A couple of days ago armed men in Venezuela entered a major synagogue and vandalized the place, spray-painting the walls and breaking religious relics. A friend of mine sent me some of the aftermath pictures, and while it's not as bad as it could have been (i.e. it doesn't look like they destroyed the torahs), it's a scary sign of what seems to be brewing in many parts of the world, especially following Israel's Gaza campaign. I mean this kind of stuff always happens when tensions rise in Israel, but I don't ever remember it getting this bad. And it's not just Venezuela. All over South America and Europe, Antisemitism has seen a sharp rise. Part of it is most definitely related to better hate-crime identification and reporting, but part of it is just the continued global dislike of Jews. If we're honest with ourselves, we know that people pointing at Israel and expressing their outrage as being "directed towards Israel, but not towards Jews" as total bullshit. I would never say that being critical of Israel automatically makes you an Antisemite, but the kind of criticism of Israel that's brewing out there crosses the line into clear Antisemitism. Attend any of these "Pro-Palestinian" rallies and you'll see plenty of signs and many expressed opinions that repeat the same refrain - "Death to the Jews," "Liberate Palestine," "Jews Back to the Ovens." It happened during the Lebanon campaign of 2006 and its happening again now. And don't mistake the otherwise "innocuous" line to "Liberate Palestine" or to "End the Occupation" as just some political opinion expressed regarding Israel's continued presence in the West Bank and, now to a larger extent again, Gaza. While some are clearly concerned only about these areas and seek a lasting peace with a two-state (or whatever) solution, a lot of these people who speak of "liberation" and "occupation" seek the total liberation of Palestine, via a Hamas-esque rhetoric, that says that Israel has no right to exist and that its presence anywhere in the Middle East constitutes an occupation. It's not about peace or compromise or finding a way to live together. It's about any sort of continued Jewish/Western presence in that area of the world.

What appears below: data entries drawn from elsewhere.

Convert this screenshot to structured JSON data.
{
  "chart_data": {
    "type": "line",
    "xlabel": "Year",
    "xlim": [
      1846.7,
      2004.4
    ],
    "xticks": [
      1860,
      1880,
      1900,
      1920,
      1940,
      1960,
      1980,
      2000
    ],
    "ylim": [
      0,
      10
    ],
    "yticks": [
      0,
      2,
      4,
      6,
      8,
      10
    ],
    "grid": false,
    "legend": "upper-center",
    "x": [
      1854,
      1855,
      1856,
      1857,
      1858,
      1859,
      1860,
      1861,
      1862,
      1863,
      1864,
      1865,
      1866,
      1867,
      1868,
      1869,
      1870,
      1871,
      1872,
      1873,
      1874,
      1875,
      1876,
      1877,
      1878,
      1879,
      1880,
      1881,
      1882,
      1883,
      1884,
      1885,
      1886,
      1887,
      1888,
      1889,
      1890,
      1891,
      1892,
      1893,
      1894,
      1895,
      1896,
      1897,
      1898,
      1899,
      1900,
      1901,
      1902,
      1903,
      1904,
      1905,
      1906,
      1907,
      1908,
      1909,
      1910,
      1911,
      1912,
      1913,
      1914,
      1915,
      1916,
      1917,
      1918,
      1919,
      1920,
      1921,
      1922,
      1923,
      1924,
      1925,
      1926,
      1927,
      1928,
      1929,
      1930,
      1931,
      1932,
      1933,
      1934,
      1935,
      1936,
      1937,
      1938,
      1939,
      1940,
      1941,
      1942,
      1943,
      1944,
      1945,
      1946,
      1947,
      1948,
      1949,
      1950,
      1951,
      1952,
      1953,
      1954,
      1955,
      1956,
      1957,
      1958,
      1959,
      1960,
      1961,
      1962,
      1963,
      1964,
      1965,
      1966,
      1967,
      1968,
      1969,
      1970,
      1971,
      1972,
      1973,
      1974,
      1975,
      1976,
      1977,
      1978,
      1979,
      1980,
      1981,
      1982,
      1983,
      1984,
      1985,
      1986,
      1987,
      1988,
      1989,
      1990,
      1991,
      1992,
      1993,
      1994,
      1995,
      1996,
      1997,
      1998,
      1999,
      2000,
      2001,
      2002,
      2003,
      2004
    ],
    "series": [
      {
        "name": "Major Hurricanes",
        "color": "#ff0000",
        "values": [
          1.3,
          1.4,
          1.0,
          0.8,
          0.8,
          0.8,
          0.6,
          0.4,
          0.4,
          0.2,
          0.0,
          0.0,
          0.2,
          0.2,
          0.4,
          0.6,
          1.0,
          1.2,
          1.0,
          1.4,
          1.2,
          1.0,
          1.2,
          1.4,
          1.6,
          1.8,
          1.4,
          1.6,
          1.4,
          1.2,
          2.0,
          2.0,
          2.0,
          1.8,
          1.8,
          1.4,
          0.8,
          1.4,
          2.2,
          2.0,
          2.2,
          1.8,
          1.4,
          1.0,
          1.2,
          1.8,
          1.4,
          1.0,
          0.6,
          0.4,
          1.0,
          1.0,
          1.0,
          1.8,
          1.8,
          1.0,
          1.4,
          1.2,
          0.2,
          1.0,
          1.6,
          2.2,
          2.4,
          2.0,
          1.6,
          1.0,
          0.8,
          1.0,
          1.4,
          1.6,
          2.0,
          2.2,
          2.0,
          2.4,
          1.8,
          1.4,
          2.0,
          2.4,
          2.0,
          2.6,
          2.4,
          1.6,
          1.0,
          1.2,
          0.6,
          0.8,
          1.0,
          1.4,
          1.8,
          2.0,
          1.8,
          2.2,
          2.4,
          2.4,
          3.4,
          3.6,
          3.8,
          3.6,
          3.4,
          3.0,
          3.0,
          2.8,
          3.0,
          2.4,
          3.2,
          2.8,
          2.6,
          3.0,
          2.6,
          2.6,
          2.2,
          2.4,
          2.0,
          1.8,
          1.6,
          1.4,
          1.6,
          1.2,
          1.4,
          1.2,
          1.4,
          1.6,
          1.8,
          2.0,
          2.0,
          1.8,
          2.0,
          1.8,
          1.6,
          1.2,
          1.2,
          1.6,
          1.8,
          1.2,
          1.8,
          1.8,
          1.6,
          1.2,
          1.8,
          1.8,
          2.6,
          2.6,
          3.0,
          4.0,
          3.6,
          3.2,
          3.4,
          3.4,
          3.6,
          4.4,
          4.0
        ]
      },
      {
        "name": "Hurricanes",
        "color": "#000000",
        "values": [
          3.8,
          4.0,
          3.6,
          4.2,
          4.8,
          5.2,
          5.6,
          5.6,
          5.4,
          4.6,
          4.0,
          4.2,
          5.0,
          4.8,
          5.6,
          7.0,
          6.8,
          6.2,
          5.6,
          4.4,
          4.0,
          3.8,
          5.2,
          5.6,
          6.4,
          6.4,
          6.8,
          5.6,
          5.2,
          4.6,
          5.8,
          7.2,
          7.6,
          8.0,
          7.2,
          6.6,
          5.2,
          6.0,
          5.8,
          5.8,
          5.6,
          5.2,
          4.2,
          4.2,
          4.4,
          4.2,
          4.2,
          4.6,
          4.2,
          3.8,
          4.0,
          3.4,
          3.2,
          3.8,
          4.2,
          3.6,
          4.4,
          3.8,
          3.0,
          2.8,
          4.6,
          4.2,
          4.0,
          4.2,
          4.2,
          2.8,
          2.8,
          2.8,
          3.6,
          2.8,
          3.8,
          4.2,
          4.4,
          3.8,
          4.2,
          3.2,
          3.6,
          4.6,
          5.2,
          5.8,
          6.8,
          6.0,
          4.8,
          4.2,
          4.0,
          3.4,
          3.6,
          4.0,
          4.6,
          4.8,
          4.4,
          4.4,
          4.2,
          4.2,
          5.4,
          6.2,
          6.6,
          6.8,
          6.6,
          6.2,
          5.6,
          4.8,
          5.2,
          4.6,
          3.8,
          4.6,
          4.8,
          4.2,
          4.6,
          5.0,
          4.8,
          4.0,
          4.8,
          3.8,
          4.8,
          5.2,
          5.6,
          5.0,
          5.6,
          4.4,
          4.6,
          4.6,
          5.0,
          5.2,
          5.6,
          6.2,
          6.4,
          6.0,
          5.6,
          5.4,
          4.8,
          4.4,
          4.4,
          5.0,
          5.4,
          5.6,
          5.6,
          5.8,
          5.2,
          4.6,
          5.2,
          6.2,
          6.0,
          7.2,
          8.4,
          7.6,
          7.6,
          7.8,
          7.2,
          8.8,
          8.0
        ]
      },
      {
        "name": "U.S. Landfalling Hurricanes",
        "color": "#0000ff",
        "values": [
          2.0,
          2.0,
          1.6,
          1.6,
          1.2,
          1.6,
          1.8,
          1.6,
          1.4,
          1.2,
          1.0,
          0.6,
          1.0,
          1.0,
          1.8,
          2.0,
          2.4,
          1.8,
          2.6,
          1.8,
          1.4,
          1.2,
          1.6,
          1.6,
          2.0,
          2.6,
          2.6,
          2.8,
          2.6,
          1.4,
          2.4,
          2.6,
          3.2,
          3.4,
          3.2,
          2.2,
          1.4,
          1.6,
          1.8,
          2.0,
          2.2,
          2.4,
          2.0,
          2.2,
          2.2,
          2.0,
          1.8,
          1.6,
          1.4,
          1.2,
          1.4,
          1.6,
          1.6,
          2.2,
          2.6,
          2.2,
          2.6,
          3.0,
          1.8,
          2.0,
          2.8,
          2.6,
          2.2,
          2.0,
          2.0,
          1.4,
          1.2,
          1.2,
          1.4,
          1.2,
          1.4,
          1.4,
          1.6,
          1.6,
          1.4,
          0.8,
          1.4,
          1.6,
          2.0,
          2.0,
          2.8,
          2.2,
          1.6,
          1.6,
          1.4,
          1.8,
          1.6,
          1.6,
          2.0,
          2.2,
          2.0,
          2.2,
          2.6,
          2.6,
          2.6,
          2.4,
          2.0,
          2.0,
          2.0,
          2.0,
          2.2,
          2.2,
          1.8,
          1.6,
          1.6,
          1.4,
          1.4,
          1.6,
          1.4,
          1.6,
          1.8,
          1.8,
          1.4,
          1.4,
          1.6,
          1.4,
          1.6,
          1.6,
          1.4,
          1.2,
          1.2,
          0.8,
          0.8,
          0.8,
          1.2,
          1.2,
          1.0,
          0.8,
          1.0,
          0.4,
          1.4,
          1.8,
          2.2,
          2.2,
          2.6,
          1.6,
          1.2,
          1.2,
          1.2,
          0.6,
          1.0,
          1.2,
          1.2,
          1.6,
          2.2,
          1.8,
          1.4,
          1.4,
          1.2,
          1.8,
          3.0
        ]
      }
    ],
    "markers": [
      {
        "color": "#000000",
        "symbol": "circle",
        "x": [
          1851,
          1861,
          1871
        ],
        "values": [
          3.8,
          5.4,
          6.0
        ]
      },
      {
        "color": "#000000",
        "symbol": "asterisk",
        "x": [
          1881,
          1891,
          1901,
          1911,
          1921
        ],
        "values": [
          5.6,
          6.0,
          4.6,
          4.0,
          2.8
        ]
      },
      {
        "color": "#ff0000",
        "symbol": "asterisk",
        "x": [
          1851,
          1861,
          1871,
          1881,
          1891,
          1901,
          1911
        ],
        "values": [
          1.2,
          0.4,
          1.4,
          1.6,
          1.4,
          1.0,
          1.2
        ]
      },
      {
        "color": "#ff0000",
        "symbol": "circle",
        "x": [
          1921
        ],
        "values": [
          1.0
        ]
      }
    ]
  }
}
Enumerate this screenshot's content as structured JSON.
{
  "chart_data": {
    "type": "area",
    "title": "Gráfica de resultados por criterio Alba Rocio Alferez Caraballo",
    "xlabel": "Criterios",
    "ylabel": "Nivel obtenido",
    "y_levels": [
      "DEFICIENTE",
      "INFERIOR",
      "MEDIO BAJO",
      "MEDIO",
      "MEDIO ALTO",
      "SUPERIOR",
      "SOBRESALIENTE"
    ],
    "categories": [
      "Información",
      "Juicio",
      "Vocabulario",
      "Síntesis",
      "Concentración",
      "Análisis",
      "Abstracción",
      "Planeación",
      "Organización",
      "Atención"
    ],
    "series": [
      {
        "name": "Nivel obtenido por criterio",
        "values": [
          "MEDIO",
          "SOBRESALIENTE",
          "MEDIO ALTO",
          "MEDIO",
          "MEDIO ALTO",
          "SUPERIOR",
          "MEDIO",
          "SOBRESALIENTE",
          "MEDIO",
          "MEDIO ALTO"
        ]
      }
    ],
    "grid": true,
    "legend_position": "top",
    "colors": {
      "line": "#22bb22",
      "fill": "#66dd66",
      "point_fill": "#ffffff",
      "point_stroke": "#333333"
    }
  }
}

Now what do any of these douchbags in Venezuela have to do with any of this? Are they really concerned about their Palestinian brothers in Gaza? As hateful and Antisemetic as I think "Pro-Palestinian" rallies get, this is yet another step removed, the expression of pure Antisemitism devoid of any viable claim to be supporting Palestinians or angry at Israel "just as a state." When Israel does something that involves people dying, or when the "Jewish-controlled" financial systems of the world teeter, this is high-time for world's trash to come out and to blame the Jews. The Jewish community in Venezuela has nothing to do with the state of Israel other than probably seeing it as a homeland for the Jews and having respect for the state, believing in its continued right to exist. And yet they're no safer in Venezuela, halfway across the world from Israel, because of the fact that they are and always will be Jews. The Jew is the problem to all of these people, not Israel, not the suffering of the Palestinian people, not any sense of alleged justice or morality or ethics that infuses the anti-Israel propoganda that circulates around the world.